On
pourrait en rire s'il n'y avait des morts : cette découverte, par
beaucoup, de l'action délétère du capitalisme. Comme si
l'irruption de ce virus sur la scène de notre confort avait décillé
des millions de yeux fermés, hier encore, par un déni aux
proportions aussi colossales que les procédés de décervelage qui
ont court depuis bientôt cinquante ans. Vu d'ici, le Spectacle aura
donc accouché d'un rejeton terrible qui laisse crus et nus ceux qui
ont voulu croire à ses mirages.
Cet
effarement s'exprime par réseaux sociaux interposés : on villipende
l'incurie et le cynisme criminel des gouvernants avec des yeux
qu'agrandissent aussi bien la colère que la surprise.
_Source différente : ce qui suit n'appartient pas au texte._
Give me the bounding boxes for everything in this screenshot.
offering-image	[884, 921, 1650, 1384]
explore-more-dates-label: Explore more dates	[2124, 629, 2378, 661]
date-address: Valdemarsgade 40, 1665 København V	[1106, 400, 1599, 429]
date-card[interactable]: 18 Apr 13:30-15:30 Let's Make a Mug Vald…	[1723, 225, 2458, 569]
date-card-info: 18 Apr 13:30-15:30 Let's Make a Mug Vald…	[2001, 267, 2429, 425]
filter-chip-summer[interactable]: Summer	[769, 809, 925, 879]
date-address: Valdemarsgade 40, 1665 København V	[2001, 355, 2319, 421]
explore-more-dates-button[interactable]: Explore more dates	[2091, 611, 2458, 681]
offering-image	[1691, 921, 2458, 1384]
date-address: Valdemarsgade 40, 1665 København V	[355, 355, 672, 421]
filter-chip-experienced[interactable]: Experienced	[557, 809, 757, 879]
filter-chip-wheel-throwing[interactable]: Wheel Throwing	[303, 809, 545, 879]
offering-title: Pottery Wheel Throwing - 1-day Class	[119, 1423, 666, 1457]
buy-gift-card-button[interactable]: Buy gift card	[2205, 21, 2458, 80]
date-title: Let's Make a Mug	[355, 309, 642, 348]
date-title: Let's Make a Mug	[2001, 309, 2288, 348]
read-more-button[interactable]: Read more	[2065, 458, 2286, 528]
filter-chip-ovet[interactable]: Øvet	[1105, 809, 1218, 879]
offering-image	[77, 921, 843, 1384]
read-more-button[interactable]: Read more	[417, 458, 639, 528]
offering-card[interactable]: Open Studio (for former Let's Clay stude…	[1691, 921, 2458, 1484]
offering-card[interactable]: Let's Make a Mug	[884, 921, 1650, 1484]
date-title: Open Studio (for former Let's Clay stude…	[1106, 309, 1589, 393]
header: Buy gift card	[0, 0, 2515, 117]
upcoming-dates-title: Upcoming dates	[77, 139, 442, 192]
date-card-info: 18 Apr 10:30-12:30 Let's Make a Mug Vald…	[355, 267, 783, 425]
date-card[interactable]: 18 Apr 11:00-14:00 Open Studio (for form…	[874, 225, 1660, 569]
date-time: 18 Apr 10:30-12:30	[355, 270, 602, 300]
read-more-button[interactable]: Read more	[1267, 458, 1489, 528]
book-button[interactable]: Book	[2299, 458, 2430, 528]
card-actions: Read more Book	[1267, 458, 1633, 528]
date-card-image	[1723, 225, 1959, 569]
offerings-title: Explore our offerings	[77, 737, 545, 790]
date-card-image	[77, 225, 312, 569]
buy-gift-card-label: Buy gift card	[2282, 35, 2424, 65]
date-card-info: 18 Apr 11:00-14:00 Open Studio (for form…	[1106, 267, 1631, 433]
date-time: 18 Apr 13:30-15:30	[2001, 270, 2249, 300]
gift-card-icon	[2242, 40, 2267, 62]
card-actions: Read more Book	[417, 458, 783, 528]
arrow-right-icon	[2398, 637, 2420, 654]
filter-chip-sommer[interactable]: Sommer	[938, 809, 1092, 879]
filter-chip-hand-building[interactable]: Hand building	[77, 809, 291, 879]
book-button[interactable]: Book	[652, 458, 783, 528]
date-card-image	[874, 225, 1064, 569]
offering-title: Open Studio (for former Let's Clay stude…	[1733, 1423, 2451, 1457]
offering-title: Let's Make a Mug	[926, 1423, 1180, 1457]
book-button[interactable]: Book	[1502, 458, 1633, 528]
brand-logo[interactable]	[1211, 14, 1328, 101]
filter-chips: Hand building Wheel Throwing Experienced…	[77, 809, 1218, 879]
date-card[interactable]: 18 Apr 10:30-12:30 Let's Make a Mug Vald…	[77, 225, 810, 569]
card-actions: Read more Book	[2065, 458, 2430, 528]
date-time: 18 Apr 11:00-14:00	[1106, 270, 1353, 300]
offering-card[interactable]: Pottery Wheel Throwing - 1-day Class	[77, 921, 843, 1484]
On découvre
que ces tristes criminels n'ont cessé de "mettre aux fictions
profitables un masque de nécessité". On apprend que ce virus,
loin d'être une punition divine, est le produit de notre expansion
forcenée et des développements de l'agrobusiness. Un journaliste,
qui avait tant oeuvré pour être en cour, s'oublie. La peur aidant,
il fiente un "connard" à destination d'un gouvernement,
hier si révéré, dans un article qui n'ose pas encore (cela
viendra) être autrement que contourné. Ce qui, depuis des années,
était l'évidence pour qui faisait preuve d'un minimum d'esprit
critique, apparaît aujourd'hui au plus grand nombre dans une
mortelle clarté. Le capitalisme détruit. Quelle découverte. On en
parlera au reste de la planète.
Etrillés
par la peur, ces nouveaux coléreux font appel à l'Etat et à la
science, qui ont su, chacun le constate aujourd'hui, si bien nous
enférer dans ce cloaque. D'autres, sans doute moins nombreux,
réalisent in vivo ce qu'un marxisme un peu conséquent, ou un
habitant d'un de ces pays dont les sous sols regorgent de ressources,
sait : que l'Etat s'est fait depuis fort longtemps l'allié objectif
du Capital et qu'il compte pour rien le prix de la vie humaine.
Alors
? Alors, il y a des scandales. Il y en aura d'autres. La colère
monte autant que la peur. Quelle forme cela prendra t-il à la décrue
de l'épidémie ? Cette colère, ces constatations, cette nudité aux
formes obscènes que le virus à révélé des dirigeants,
resteront elles dans les esprits ? En seront-ils fécondés ? Ou
bien, les pénuries et "l'état de nécessité", déjà si
fortement annoncés, qui vont s'accumuler pousseront ils à accepter
ou réclamer de nouvelles formes d'asservissement, pour sauver ce qui
peut l'être de la survie garantie ? C'est à craindre.
Quoi
qu'il en soit, ne nous y trompons pas : l'extinction finale vers
laquelle nous entraîne la perpétuation de la société industrielle
constitue notre avenir. Cette épidémie n'en est qu'un des actes,
pas forcément majeur – pour nous en convaincre, demandons, avec
pudeur, ce que pensent de notre grippe et de notre confinement les
populations africaines confrontées à Ebola et au SIDA depuis des
années. On ne peut dire les choses autrement : nous y sommes. Au
pied d'un mur que nous avons construit, ou laissé construire. La
fameuse "sortie de crise", toute temporaire, pas
d'illusion, nous placera, pour une fois, devant une alternative assez
simple : continuer comme avant, en attendant la suite (que l'on sait
maintenant assez massacrante), ou mettre à bas ce qui nous tue,
littéralement. By any means necessary.